To enable the data import handler you have to add a request handler to your solrconfig.xml. Request handlers are registered for a certain url and, as the name suggests, are responsible for handling incoming requests:

<requestHandler name="/dataimport" class="org.apache.solr.handler.dataimport.DataImportHandler">
  <lst name="defaults">
    <str name="config">data-config.xml</str>
  </lst>
</requestHandler>

The file data-config.xml that is referenced here contains the mapping logic as well as the endpoint to access:

<?xml version="1.0" encoding="UTF-8" ?>
<dataConfig>
    <dataSource type="URLDataSource" encoding="UTF-8" connectionTimeout="5000" readTimeout="10000"/>
    <document>
        <entity name="blog"
                pk="url"
                url="http://fhopf.blogspot.com/feeds/posts/default?max-results=100"
                processor="XPathEntityProcessor"
                forEach="/feed/entry" transformer="DateFormatTransformer,HTMLStripTransformer,TemplateTransformer">
            <field column="title" xpath="/feed/entry/title"/>
            <field column="url" xpath="/feed/entry/link[@rel='alternate']/@href"/>
            <!-- 2012-03-07T21:35:51.229-08:00 -->
            <field column="last_modified" xpath="/feed/entry/updated" 
                dateTimeFormat="yyyy-MM-dd'T'hh:mm:ss.SSS" locale="en"/>
            <field column="text" xpath="/feed/entry/content" stripHTML="true"/>
            <field column="category" xpath="/feed/entry/category/@term"/>
            <field column="type" template="blog"/> 
        </entity>
    </document>
</dataConfig>

First we configure which datasource to use. This is where you alternatively would use another implementation when fetching documents from a database.

Documents describe the fields that will be stored in the index. The attributes for the entity element determine where and how to fetch the data, most importantly the url and the processor. forEach contains an XPath to identify the elements we'd like to loop over. The transformer attribute is used to specify some classes that are the available when mapping the remote XML to the Solr fields.

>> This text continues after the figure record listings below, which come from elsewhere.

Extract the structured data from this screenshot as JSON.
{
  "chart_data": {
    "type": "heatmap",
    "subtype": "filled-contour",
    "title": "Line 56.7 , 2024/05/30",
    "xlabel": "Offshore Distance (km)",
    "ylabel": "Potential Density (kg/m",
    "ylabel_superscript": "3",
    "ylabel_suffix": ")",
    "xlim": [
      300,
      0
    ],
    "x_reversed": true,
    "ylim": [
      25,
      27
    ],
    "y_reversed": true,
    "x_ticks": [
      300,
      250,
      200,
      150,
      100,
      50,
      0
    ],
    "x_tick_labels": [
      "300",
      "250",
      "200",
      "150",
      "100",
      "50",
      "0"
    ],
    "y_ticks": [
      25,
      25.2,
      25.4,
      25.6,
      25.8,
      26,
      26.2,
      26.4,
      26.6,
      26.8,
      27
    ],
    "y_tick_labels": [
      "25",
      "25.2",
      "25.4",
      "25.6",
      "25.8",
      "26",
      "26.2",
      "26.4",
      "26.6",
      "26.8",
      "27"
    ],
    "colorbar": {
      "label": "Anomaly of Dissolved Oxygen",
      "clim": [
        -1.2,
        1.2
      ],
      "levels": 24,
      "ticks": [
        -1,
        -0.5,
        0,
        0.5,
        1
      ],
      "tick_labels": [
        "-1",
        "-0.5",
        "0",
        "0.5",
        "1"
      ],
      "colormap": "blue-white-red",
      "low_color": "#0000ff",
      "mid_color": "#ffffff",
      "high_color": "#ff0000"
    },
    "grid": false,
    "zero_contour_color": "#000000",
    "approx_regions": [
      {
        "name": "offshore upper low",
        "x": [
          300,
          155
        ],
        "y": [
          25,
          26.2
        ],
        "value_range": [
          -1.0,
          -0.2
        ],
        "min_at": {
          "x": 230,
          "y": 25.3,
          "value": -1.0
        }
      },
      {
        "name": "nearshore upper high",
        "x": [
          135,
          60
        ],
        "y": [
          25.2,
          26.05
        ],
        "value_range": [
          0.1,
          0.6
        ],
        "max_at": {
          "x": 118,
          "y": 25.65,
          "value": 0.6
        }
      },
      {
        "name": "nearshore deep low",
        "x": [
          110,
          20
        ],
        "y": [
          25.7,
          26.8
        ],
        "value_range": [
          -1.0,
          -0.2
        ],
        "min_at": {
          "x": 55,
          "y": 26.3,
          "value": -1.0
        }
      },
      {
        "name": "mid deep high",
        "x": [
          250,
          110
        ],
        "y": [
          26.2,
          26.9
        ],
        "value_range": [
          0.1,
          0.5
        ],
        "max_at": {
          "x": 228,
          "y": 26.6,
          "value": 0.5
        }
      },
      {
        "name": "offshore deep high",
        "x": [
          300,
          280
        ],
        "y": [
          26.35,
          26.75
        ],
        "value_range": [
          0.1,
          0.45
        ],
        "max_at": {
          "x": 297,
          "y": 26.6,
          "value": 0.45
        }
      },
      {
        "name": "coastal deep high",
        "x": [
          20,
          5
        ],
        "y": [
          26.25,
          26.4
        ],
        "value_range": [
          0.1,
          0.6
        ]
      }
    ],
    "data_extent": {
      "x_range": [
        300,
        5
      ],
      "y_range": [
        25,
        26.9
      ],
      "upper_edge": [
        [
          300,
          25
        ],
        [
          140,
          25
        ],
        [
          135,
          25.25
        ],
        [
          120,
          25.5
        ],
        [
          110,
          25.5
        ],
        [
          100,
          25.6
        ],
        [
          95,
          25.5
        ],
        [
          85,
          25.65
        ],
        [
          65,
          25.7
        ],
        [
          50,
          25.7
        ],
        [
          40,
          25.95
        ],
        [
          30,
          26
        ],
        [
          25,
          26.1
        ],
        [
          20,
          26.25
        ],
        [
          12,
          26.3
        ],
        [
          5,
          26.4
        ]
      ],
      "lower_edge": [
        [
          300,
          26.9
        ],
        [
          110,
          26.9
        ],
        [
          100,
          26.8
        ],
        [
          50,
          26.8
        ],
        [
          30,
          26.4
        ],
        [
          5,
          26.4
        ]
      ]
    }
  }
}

The field elements contain the mapping between the Atom document and the Solr index fields. The column attribute determines the name of the index field, xpath determines the node to use in the remote XML document. You can use advanced XPath options like mapping to attributes of elements where only another attribute is set. E.g. /feed/entry/link[@rel='alternate']/@href points to an element that determines an alternative representation of a blog post entry:

<feed ...> 
  ...
  <entry> 
    ...
    <link rel='alternate' type='text/html' href='http://fhopf.blogspot.com/2012/03/testing-akka-actors-from-java.html' title='Testing Akka actors from Java'/>
    ...
  </entry>
...
</feed>

For the column last_modified we are transforming the remote date format to the internal Solr representation using the DateProcessor. I am not sure yet if this is the correct solution as it seems to me I'm losing the timezone information. For the text field we are first removing all html elements that are contained in the blog post using the HTMLStripTransformer. Finally, the type contains a hardcoded value that is set using the TemplateTransformer.

To have everything in one place let's see how the schema for our index looks like:

<field name="url" type="string" indexed="true" stored="true" required="true"/>
<field name="title" type="text_general" indexed="true" stored="true"/>
<field name="category" type="text_general" indexed="true" stored="true" multiValued="true"/>
<field name="last_modified" type="date" indexed="true" stored="true"/>
<field name="text" type="text_general" indexed="true" stored="false" multiValued="true"/>
<field name="type" type="string" indexed="true" stored="false"/>

Finally, how can you trigger the dataimport? There is an option described in the Solr wiki, but probably a simple solution might be enough for you. I am using a shell script that is triggered by a cron job. These are the contents:

#!/bin/bash
curl localhost:8983/solr/dataimport?command=full-import

The data import handler is really easy to setup and you can use it to import quite a lot of data sources into your index. If you need more advanced crawling features you might want to have a look at Apache ManifoldCF, a connector framework for plugging content repositories into search engines like Apache Solr.